GUI performance in high-cardinality use cases

We are using InfluxDB OSS 2.0 as a time-series database in our company. We are dealing with large amounts of data that come from stock exchanges - we save about 1GB of data (10 million data points) daily. The general experience we have with Influx is very positive and far beyond any competitive solution.

However, we’ve noticed that the performance of the Influx HTTP GUI (dashboards, data explore, and the whole app in general) has decreased significantly. Even more measurably, several types of errors seem to occur randomly as we use the GUI or try to download data. I enclose a couple of screenshots of the issues.

We’ve already inspected the memory used by Influx and it seems that the errors occur especially in times when the memory reaches close to its limit and (as TMI is ON) the indices have to be dumped down to disk. Increasing the memory limit does not solve the problem, as eventually there always is a point the indices are being dumped and the issues occur. Eventually it is not clear from the documentation, how does increasing the available memory influence the indexing performance. Also, we have tried extending CPU capabilities, essentially doubling the number of vCPUs, which also did not help.

The database runs as a part of a microservices docker-compose app. We use the official InfluxDB OSS 2.0 docker image. The docker environment is deployed into a AWS cloud EC2 instance and is thus easily scalable. The storage used for persisting the data, mounted to the instance and provided as a docker volume is AWS ElasticFileSystem.

As we seek the cause in the high cardinality of data, we have set up an additional testing environment resembling the main one, with the only big difference of the data being saved for just a few recent days (in the main setup we have data from about three months now). The issues seemed to be almost totally gone!

Can You please guide us with the best practice to maintain the best performance in our use case? How should we scale the system to achieve best performance to resources ratio? Would adding additional tags (i.e. with dates) help? Can we somehow check if and how the disk throughtput becomeas a bottleneck? Can we control the sizes of the indices? Or maybe we should somehow split the data, e.g. by creating a new bucket for each week (which however doesn’t seem to be the most elegant solution)? I’d appreciate any suggestions or help.

Thank You in advance.!

Hello @fstrzalka,
Unfortunately, the best solution is to reduce your cardinality, use InfluxDB Cloud, or scale your instance.
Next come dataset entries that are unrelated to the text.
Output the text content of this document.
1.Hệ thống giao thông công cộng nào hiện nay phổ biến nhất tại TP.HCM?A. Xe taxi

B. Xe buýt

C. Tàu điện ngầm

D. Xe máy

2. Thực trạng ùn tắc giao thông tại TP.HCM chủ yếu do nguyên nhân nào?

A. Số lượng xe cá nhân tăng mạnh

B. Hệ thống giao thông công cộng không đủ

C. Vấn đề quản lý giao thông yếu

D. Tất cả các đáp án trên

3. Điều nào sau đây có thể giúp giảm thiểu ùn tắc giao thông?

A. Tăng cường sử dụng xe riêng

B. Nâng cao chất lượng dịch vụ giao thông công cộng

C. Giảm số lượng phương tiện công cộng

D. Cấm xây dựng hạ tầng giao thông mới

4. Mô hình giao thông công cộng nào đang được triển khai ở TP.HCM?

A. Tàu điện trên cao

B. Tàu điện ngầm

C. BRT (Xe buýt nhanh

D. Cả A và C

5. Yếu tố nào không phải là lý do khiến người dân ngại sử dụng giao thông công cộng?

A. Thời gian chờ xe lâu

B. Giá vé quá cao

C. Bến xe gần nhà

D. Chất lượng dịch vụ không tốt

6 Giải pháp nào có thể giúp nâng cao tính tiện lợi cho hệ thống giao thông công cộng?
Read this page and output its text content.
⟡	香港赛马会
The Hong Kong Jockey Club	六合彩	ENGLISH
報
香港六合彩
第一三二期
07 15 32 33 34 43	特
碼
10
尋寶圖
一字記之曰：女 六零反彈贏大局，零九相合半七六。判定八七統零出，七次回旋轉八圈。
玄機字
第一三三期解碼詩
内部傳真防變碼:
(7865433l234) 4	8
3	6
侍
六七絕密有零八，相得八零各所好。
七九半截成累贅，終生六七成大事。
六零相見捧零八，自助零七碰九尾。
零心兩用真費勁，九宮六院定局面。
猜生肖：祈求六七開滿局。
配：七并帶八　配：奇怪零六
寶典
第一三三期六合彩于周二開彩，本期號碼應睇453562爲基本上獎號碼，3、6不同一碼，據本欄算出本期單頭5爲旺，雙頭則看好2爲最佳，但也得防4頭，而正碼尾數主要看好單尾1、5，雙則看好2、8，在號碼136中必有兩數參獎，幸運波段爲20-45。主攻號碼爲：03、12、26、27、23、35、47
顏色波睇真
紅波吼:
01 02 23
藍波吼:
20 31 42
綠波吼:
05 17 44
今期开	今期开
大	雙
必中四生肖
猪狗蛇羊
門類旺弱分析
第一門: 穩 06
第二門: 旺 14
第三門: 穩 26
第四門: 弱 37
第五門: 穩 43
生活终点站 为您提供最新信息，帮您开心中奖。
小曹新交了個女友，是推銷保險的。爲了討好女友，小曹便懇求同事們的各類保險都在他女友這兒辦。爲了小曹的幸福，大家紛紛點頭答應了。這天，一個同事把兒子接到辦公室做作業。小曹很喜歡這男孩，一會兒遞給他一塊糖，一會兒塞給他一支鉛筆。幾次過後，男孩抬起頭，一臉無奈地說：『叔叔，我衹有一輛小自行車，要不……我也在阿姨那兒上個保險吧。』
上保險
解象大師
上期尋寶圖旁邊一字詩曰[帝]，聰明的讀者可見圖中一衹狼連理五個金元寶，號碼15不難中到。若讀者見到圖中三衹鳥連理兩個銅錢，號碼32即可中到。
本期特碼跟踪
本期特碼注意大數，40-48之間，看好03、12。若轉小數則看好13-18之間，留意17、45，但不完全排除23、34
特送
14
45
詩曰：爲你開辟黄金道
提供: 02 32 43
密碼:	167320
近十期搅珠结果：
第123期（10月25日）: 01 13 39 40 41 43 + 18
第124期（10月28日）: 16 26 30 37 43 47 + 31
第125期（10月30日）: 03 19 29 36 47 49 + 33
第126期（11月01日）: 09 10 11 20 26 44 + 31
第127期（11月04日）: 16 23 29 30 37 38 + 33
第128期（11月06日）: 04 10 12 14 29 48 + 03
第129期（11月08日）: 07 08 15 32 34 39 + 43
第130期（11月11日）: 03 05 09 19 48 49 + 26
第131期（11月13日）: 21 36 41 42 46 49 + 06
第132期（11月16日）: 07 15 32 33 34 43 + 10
You can reduce your cardinality by

  1. expiring old data
  2. and creating more downsampling tasks

Please take a look at these HW requirements which apply to 2.x OSS to get a feel for how you should scale your instance to accommodate your cardinality and use case:

You can’t control the size of the indices and all the indices are stored on disk by default with 2.x.
I don’t suggest creating a new bucket for each week. However you might consider expiring all your data every week (except for a few downsampled series).

Please take a look at that link and let me know if you still have questions.